Il y a une chose qui est incontestable, c'est qu'il y a une grande recherche visuelle dans ce film. Certaines séquences sont étonnantes, envoutantes, fascinantes... Il y a un grand savoir faire dans le montage (même s'il est parfois un peu trop cut), et un sens de l'esthétisme et de l'onirisme tout bonnement renversants! Le problème avec ce film, c'est que le scénario, bien qu'il soit intelligent et recherché (même si le domaine des rêves n'est pas une nouveauté, il est utilisé ici avec beaucoup de personnalité), a tendance à se perdre, à se disperser, a ne plus trop savoir comment assembler son trop plein d'idées, et devient par là même bancal et difficile à suivre... L'enquête est intéressante, et les interprètes excellents, mais au bout d'un moment on a un peu l'impression d'être égarés au milieu d'une forêt à la nuit tombante... Bien sûr la fin offre son explication... mais elles ne répond pas à toutes les questions que l'on a pu se poser, n'enterre pas tous les illogismes que l'on a cru voir, à tord ou a raison (l'ensemble étant un peu bordélique, donc je le répète pas toujours évident à suivre), ne bouche pas tous les trous... Reste une oeuvre visuellement magnifique, avec des scènes chocs surprenantes, le tout servi par une musique particulièrement réussie. Quant à l'histoire, elle nous emmène loin, très loin, mais pas toujours là où l'auteur le souhaiterait. Quoi qu'il en soit, il se dégage de ce film une grande force qui outre l'aspect visuel splendide, créé une ambiance morbide et onirique qui vous emporte malgré toutes vos questions!
Tsukamoto explore avec son Nightmare Detective l'univers du cinéma d'épouvante classique, à l'approche très moderne.
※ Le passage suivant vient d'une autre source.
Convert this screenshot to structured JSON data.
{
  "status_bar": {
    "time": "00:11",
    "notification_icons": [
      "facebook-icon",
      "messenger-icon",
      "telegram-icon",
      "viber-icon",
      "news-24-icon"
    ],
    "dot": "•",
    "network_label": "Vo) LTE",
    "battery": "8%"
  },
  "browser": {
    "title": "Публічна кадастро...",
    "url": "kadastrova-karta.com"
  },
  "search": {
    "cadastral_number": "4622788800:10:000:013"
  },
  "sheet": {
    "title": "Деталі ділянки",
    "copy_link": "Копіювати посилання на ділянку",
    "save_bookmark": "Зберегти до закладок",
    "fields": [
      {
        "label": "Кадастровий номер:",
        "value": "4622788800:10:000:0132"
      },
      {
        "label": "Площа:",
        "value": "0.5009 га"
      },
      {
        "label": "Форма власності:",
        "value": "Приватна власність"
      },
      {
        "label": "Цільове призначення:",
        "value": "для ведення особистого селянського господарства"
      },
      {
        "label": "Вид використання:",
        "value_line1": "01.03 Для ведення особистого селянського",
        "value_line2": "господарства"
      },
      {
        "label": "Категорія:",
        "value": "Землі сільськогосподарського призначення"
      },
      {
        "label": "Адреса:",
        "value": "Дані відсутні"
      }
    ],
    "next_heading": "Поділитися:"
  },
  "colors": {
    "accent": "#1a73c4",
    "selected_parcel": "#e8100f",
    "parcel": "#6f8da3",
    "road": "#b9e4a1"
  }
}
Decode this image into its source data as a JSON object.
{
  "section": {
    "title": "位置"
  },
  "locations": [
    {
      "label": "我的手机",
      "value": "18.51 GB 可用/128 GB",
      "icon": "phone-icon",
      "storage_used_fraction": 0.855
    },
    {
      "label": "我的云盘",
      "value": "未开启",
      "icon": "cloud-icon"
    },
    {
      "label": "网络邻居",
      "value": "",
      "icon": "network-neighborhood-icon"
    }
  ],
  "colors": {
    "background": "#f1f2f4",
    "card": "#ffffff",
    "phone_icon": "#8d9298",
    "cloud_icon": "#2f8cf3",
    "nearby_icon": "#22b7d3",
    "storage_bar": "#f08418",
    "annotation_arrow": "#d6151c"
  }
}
Si l'image s'est adoucie, oubliant la caméra noir et blanc et l'aspect granuleux d'antan, le cinéaste de Tokyo Fist ne s'est pas pour autant assagi avec le temps. Le cinéaste retrouve d'ailleurs le punch qu'on lui connaissait, en moins expérimental, mais toujours aussi brutal dans son approche du polar Tokyoïte moderne. Nightmare Detective est moderne, tout simplement, et reflète par moment hélas trop bien l'état de santé du cinéma japonais actuel, à savoir trop bancal. A aucun moment le dernier Tsukamoto convainc totalement, il y a toujours ces petits éléments pénibles qui plombent la franchise estampillée Tsukamoto : l'interprétation au premier abord, décevante et atrocement paresseuse prouve que Hitomi n'est pas une actrice mais bel et bien une chanteuse pop tombée un peu par hasard dans cette enquête déstabilisante, manipulée par un trio d'acteurs sans grande saveur non plus, entre un Mastuda Ryuhei poseur (infiniment plus troublant chez Oshima avec Tabou), un Osugi Ren complètement à côté de la plaque (une vraie marque de fabrique!) et un Ando Masanobu plus bleu que jamais, il n'y a bien que la performance très correcte de Harada pour sauver l'ensemble du naufrage; comme d'habitude rehaussé par la participation de Tsukamoto himself dans un rôle lui allant comme un gant, celui du détraqué, évidemment.
Nightmare Detective n'échappe donc pas au copycat pur et simple des mises à mort façon Nightmare on Elm Street, le meilleur Craven, pourtant si le cinéaste choisit clairement la facilité pour faire déguster ses protagonistes, sa mise en scène étonne une nouvelle fois par sa complexité et son sens du cadrage pas commun. La première séquence en vue subjective est alors une réussite absolue, montée de manière très saccadée et tenant la dragée haute aux meilleures productions des nineties, le succès d'une superbe alchimie entre le Tsukamoto indépendant (monteur, réalisateur, interprête, scénariste...) et son compositeur attitré Ishikawa Chu qui nous livre un travail sur la bande-son absolument stupéfiant, peut-être son plus complexe. On trouvera toujours à redire sur l'enquête souvent poussive, l'inutilité des clins d'oeil de bonne guerre aux Ringu-Like en début de métrage et cette étrange sensation d'être en face un MPD Psycho (photo, dynamique, polar/fantastique), mais la férocité Tsukamotesque l'emporte sur tout. Le colis arrive à destination avec quelques cornes, mais on ne s'est clairement pas moqué de nous sur la marchandise.